We love you very much.”
That I wasn’t ready for. I wasn’t ready to watch him lose his strength. I wasn’t ready to see my sisters, both nurses, to give him the best at home care he could have asked for. I wasn’t ready for their living room to look like an emergency room. I wasn’t ready for “stupid” questions from my kid. I wasn’t ready to have conversations about what hymns we’d sing or what casket he’d like.
I remember where I was and what day he got diagnosed, but this day is much harder for me. This day our family dove head first into a world we weren’t ready for.”
I wasn’t ready either Buck. The 19th of February was the day our hope took a hard blow. I think these next few months are going to be the hardest on me….until the anniversary of his death. A year ago when I was living this, I was in so deep. All I could see was the next thing to do. Wipe a nose, change a diaper, get to a doctor appointment, call one of my kids, write a blog post…I didn’t feel the emotion of having a loved one dying of cancer. The day to day things, the putting one foot in front of them other, masked the sheer grief and disappointment. Hope hid fear. Fear hid reality. Reality was was hidden by hope. Day to day “must do’s” hid it all. It was a circle that allowed me to mask reality and ignore the emotions of the moment. My husband was dying of cancer.
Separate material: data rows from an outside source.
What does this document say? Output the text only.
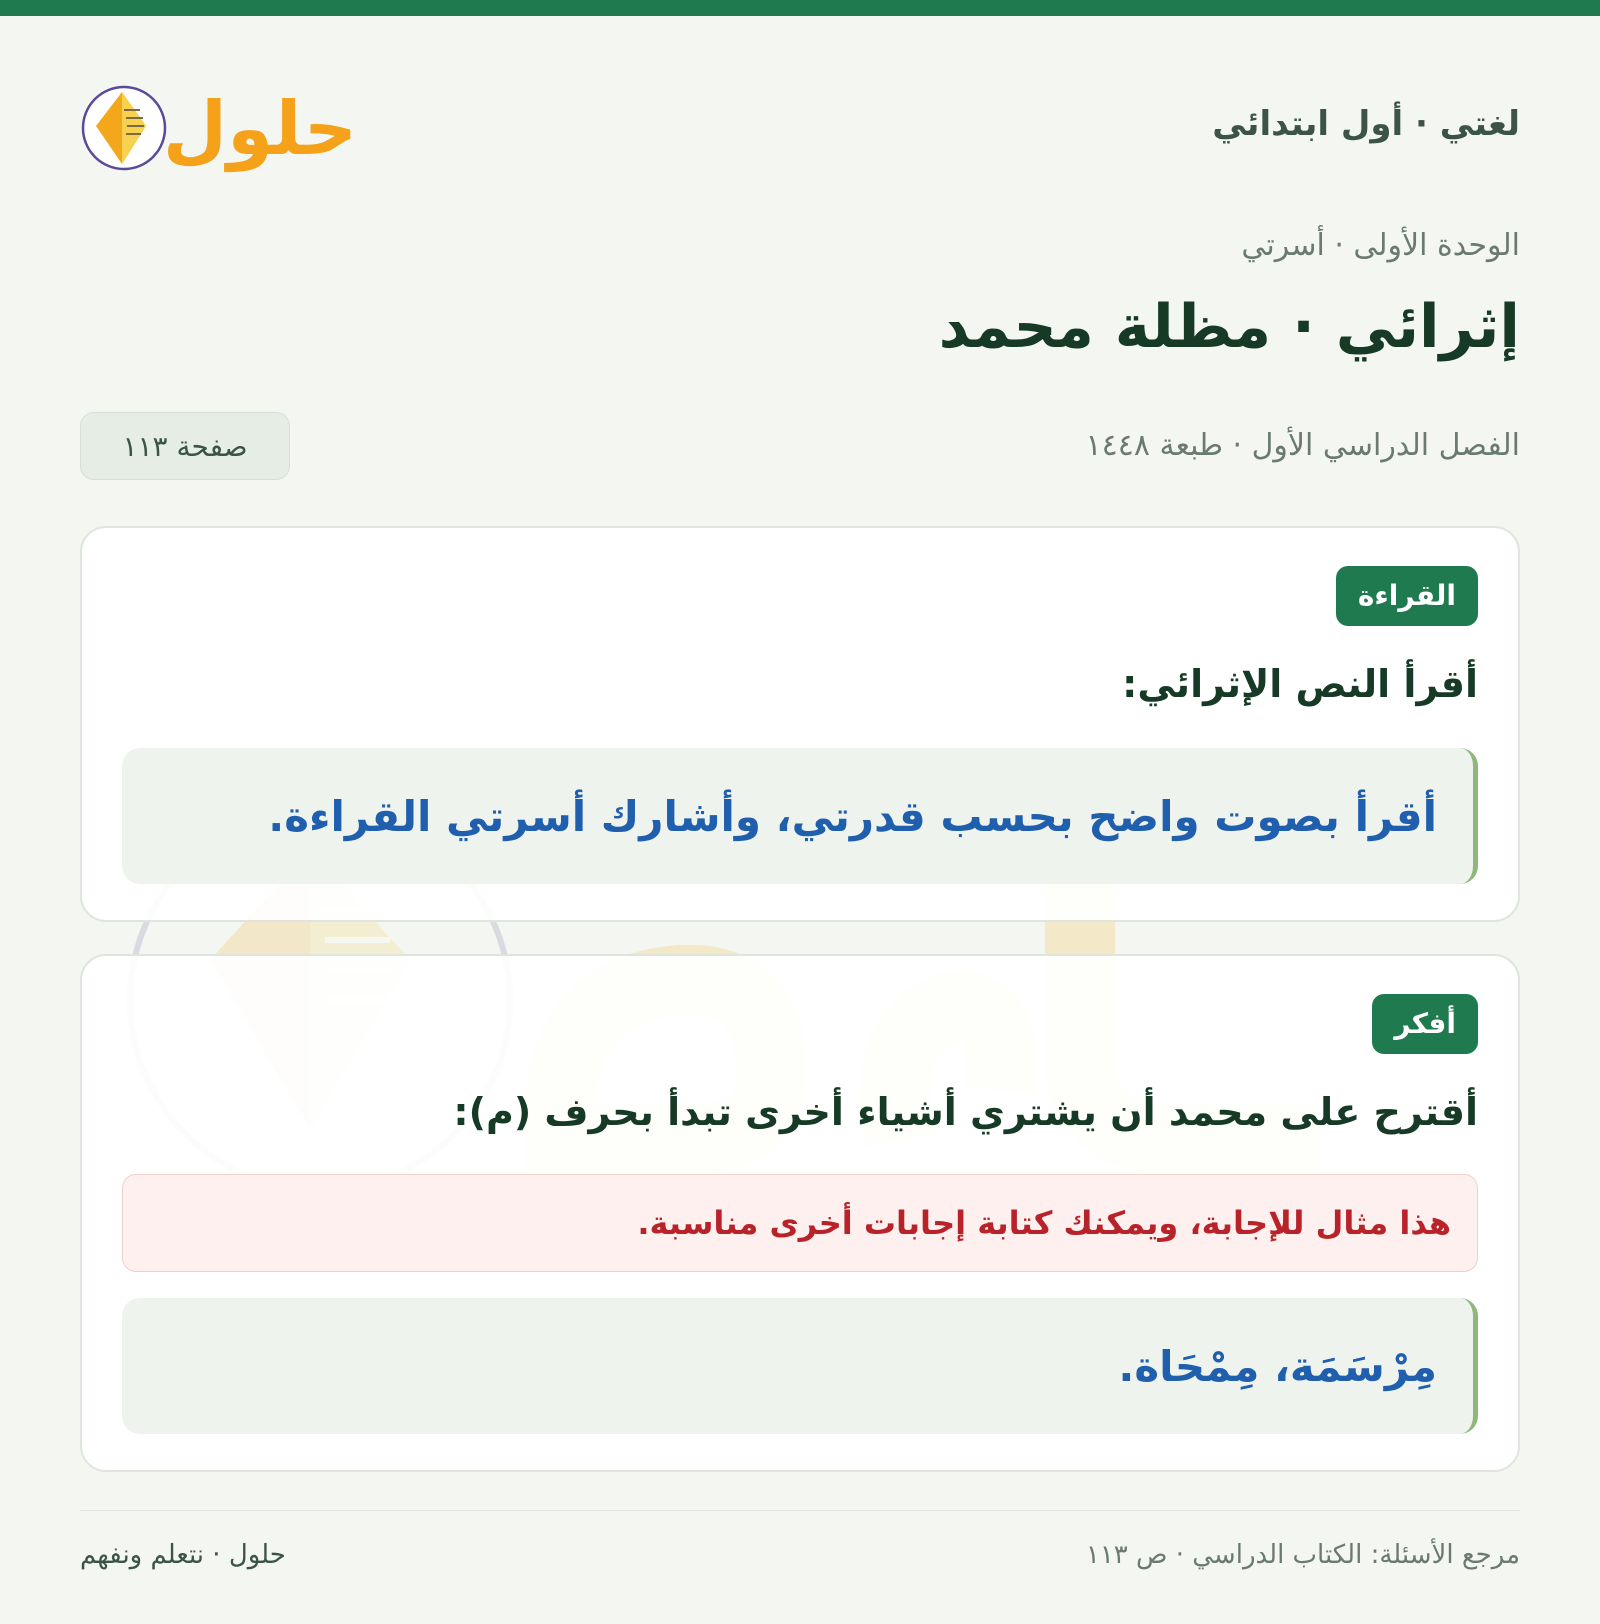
لغتي · أول ابتدائي
حلول
الوحدة الأولى · أسرتي
إثرائي · مظلة محمد
الفصل الدراسي الأول · طبعة ١٤٤٨
صفحة ١١٣
القراءة
أقرأ النص الإثرائي:
أقرأ بصوت واضح بحسب قدرتي، وأشارك أسرتي القراءة.
أفكر
أقترح على محمد أن يشتري أشياء أخرى تبدأ بحرف (م):
هذا مثال للإجابة، ويمكنك كتابة إجابات أخرى مناسبة.
مِرْسَمَة، مِمْحَاة.
مرجع الأسئلة: الكتاب الدراسي · ص ١١٣
حلول · نتعلم ونفهم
But now, the hope is gone. The fear is replaced with reality and from time to time, sometimes even a week or two of day to day things still hide the emotion…but then, there’s a song…there’s an Instagram post and WHAM…and the emotion is here. The emotion is strong…It is almost as if I can feel both the emotion from then that I put aside and the emotion of today all at once. It’s heavy and it is hard.
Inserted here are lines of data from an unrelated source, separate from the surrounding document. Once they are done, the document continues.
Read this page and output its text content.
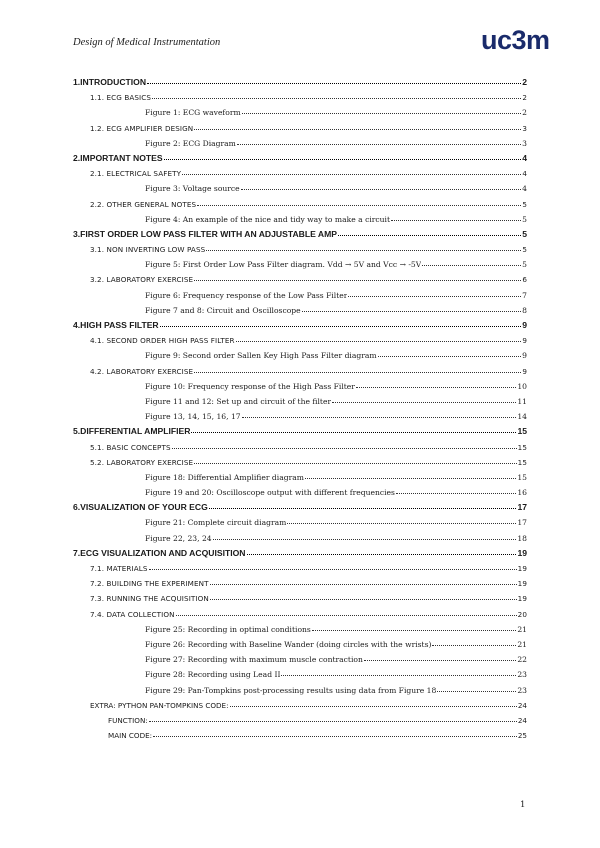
Design of Medical Instrumentation	uc3m
1.INTRODUCTION	2
1.1. ECG BASICS	2
Figure 1: ECG waveform	2
1.2. ECG AMPLIFIER DESIGN	3
Figure 2: ECG Diagram	3
2.IMPORTANT NOTES	4
2.1. ELECTRICAL SAFETY	4
Figure 3: Voltage source	4
2.2. OTHER GENERAL NOTES	5
Figure 4: An example of the nice and tidy way to make a circuit	5
3.FIRST ORDER LOW PASS FILTER WITH AN ADJUSTABLE AMP	5
3.1. NON INVERTING LOW PASS	5
Figure 5: First Order Low Pass Filter diagram. Vdd → 5V and Vcc → -5V	5
3.2. LABORATORY EXERCISE	6
Figure 6: Frequency response of the Low Pass Filter	7
Figure 7 and 8: Circuit and Oscilloscope	8
4.HIGH PASS FILTER	9
4.1. SECOND ORDER HIGH PASS FILTER	9
Figure 9: Second order Sallen Key High Pass Filter diagram	9
4.2. LABORATORY EXERCISE	9
Figure 10: Frequency response of the High Pass Filter	10
Figure 11 and 12: Set up and circuit of the filter	11
Figure 13, 14, 15, 16, 17	14
5.DIFFERENTIAL AMPLIFIER	15
5.1. BASIC CONCEPTS	15
5.2. LABORATORY EXERCISE	15
Figure 18: Differential Amplifier diagram	15
Figure 19 and 20: Oscilloscope output with different frequencies	16
6.VISUALIZATION OF YOUR ECG	17
Figure 21: Complete circuit diagram	17
Figure 22, 23, 24	18
7.ECG VISUALIZATION AND ACQUISITION	19
7.1. MATERIALS	19
7.2. BUILDING THE EXPERIMENT	19
7.3. RUNNING THE ACQUISITION	19
7.4. DATA COLLECTION	20
Figure 25: Recording in optimal conditions	21
Figure 26: Recording with Baseline Wander (doing circles with the wrists)	21
Figure 27: Recording with maximum muscle contraction	22
Figure 28: Recording using Lead II	23
Figure 29: Pan-Tompkins post-processing results using data from Figure 18	23
EXTRA: PYTHON PAN-TOMPKINS CODE:	24
FUNCTION:	24
MAIN CODE:	25
1
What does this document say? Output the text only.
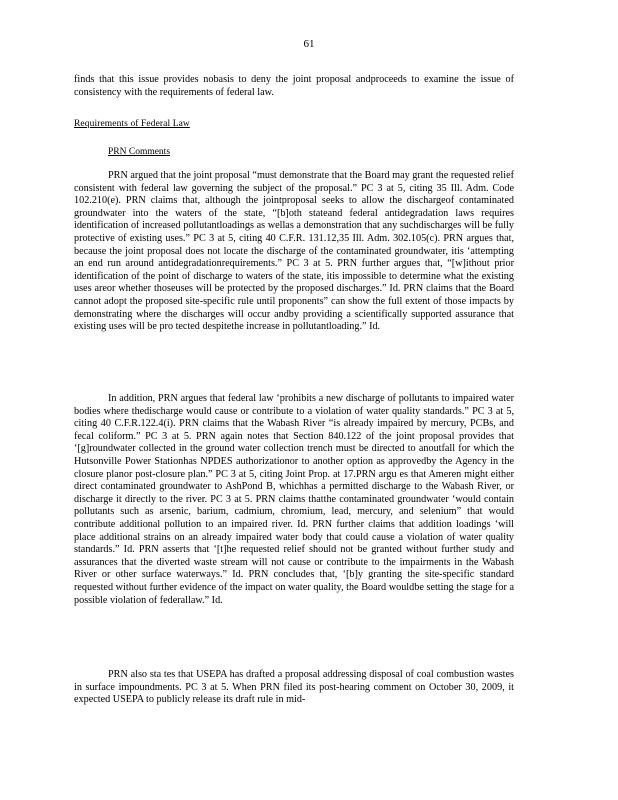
61

finds that this issue provides nobasis to deny the joint proposal andproceeds to examine the issue of consistency with the requirements of federal law.

Requirements of Federal Law
PRN Comments

PRN argued that the joint proposal “must demonstrate that the Board may grant the requested relief consistent with federal law governing the subject of the proposal.” PC 3 at 5, citing 35 Ill. Adm. Code 102.210(e). PRN claims that, although the jointproposal seeks to allow the dischargeof contaminated groundwater into the waters of the state, “[b]oth stateand federal antidegradation laws requires identification of increased pollutantloadings as wellas a demonstration that any suchdischarges will be fully protective of existing uses.” PC 3 at 5, citing 40 C.F.R. 131.12,35 Ill. Adm. 302.105(c). PRN argues that, because the joint proposal does not locate the discharge of the contaminated groundwater, itis ‘attempting an end run around antidegradationrequirements.” PC 3 at 5. PRN further argues that, “[w]ithout prior identification of the point of discharge to waters of the state, itis impossible to determine what the existing uses areor whether thoseuses will be protected by the proposed discharges.” Id. PRN claims that the Board cannot adopt the proposed site-specific rule until proponents” can show the full extent of those impacts by demonstrating where the discharges will occur andby providing a scientifically supported assurance that existing uses will be pro tected despitethe increase in pollutantloading.” Id.

In addition, PRN argues that federal law ‘prohibits a new discharge of pollutants to impaired water bodies where thedischarge would cause or contribute to a violation of water quality standards.” PC 3 at 5, citing 40 C.F.R.122.4(i). PRN claims that the Wabash River “is already impaired by mercury, PCBs, and fecal coliform.” PC 3 at 5. PRN again notes that Section 840.122 of the joint proposal provides that ‘[g]roundwater collected in the ground water collection trench must be directed to anoutfall for which the Hutsonville Power Stationhas NPDES authorizationor to another option as approvedby the Agency in the closure planor post-closure plan.” PC 3 at 5, citing Joint Prop. at 17.PRN argu es that Ameren might either direct contaminated groundwater to AshPond B, whichhas a permitted discharge to the Wabash River, or discharge it directly to the river. PC 3 at 5. PRN claims thatthe contaminated groundwater ‘would contain pollutants such as arsenic, barium, cadmium, chromium, lead, mercury, and selenium” that would contribute additional pollution to an impaired river. Id. PRN further claims that addition loadings ‘will place additional strains on an already impaired water body that could cause a violation of water quality standards.” Id. PRN asserts that ‘[t]he requested relief should not be granted without further study and assurances that the diverted waste stream will not cause or contribute to the impairments in the Wabash River or other surface waterways.” Id. PRN concludes that, ‘[b]y granting the site-specific standard requested without further evidence of the impact on water quality, the Board wouldbe setting the stage for a possible violation of federallaw.” Id.

PRN also sta tes that USEPA has drafted a proposal addressing disposal of coal combustion wastes in surface impoundments. PC 3 at 5. When PRN filed its post-hearing comment on October 30, 2009, it expected USEPA to publicly release its draft rule in mid-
It’s okay though. I know that to really find a new path, I have to do this. I must work through this. The feeling have to be felt. If I don’t feel them, I’ll get stuck and no good to anyone if I’m stuck. This is the real grieving. Standing at the casket was nothing compared to this. Standing at the graveside and hearing the bells…nothing compared to this. Tears and a kleenex box (the extra lotion one please) ride me through.
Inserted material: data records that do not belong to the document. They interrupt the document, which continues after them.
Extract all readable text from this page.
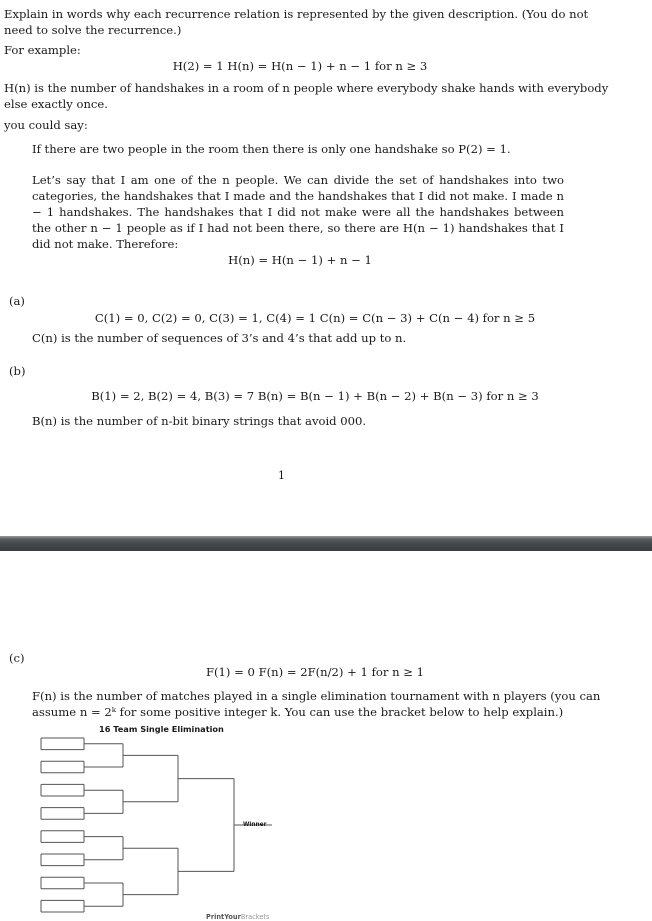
Explain in words why each recurrence relation is represented by the given description. (You do not
need to solve the recurrence.)
For example:
H(2) = 1 H(n) = H(n − 1) + n − 1 for n ≥ 3
H(n) is the number of handshakes in a room of n people where everybody shake hands with everybody
else exactly once.
you could say:
If there are two people in the room then there is only one handshake so P(2) = 1.
Let’s say that I am one of the n people. We can divide the set of handshakes into two categories, the handshakes that I made and the handshakes that I did not make. I made n − 1 handshakes. The handshakes that I did not make were all the handshakes between the other n − 1 people as if I had not been there, so there are H(n − 1) handshakes that I did not make. Therefore:
H(n) = H(n − 1) + n − 1
(a)
C(1) = 0, C(2) = 0, C(3) = 1, C(4) = 1 C(n) = C(n − 3) + C(n − 4) for n ≥ 5
C(n) is the number of sequences of 3’s and 4’s that add up to n.
(b)
B(1) = 2, B(2) = 4, B(3) = 7 B(n) = B(n − 1) + B(n − 2) + B(n − 3) for n ≥ 3
B(n) is the number of n-bit binary strings that avoid 000.
1
(c)
F(1) = 0 F(n) = 2F(n/2) + 1 for n ≥ 1
F(n) is the number of matches played in a single elimination tournament with n players (you can
assume n = 2ᵏ for some positive integer k. You can use the bracket below to help explain.)
16 Team Single Elimination
Winner
PrintYourBrackets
No worries…I’m okay. This really is all just part of the process and I know that. Wednesday was a bad day. Today is a good day. I’m back on the busy side of things doing the day to day. I might get a week…I might get a couple weeks, but the grief will come back and I’ll get through it again. I must. People are depending on me. I need to make a new path.
Last year…I ignored the grief. This year, I’m embracing it. Embracing will help me move forward. If you’re in my situation I hope you find the courage to embrace it too. We can move forward together. One step at a time.
Thanks so much to all of you for being along the path and cheering me on. I really do appreciate all the support that has been sent my way by so many people.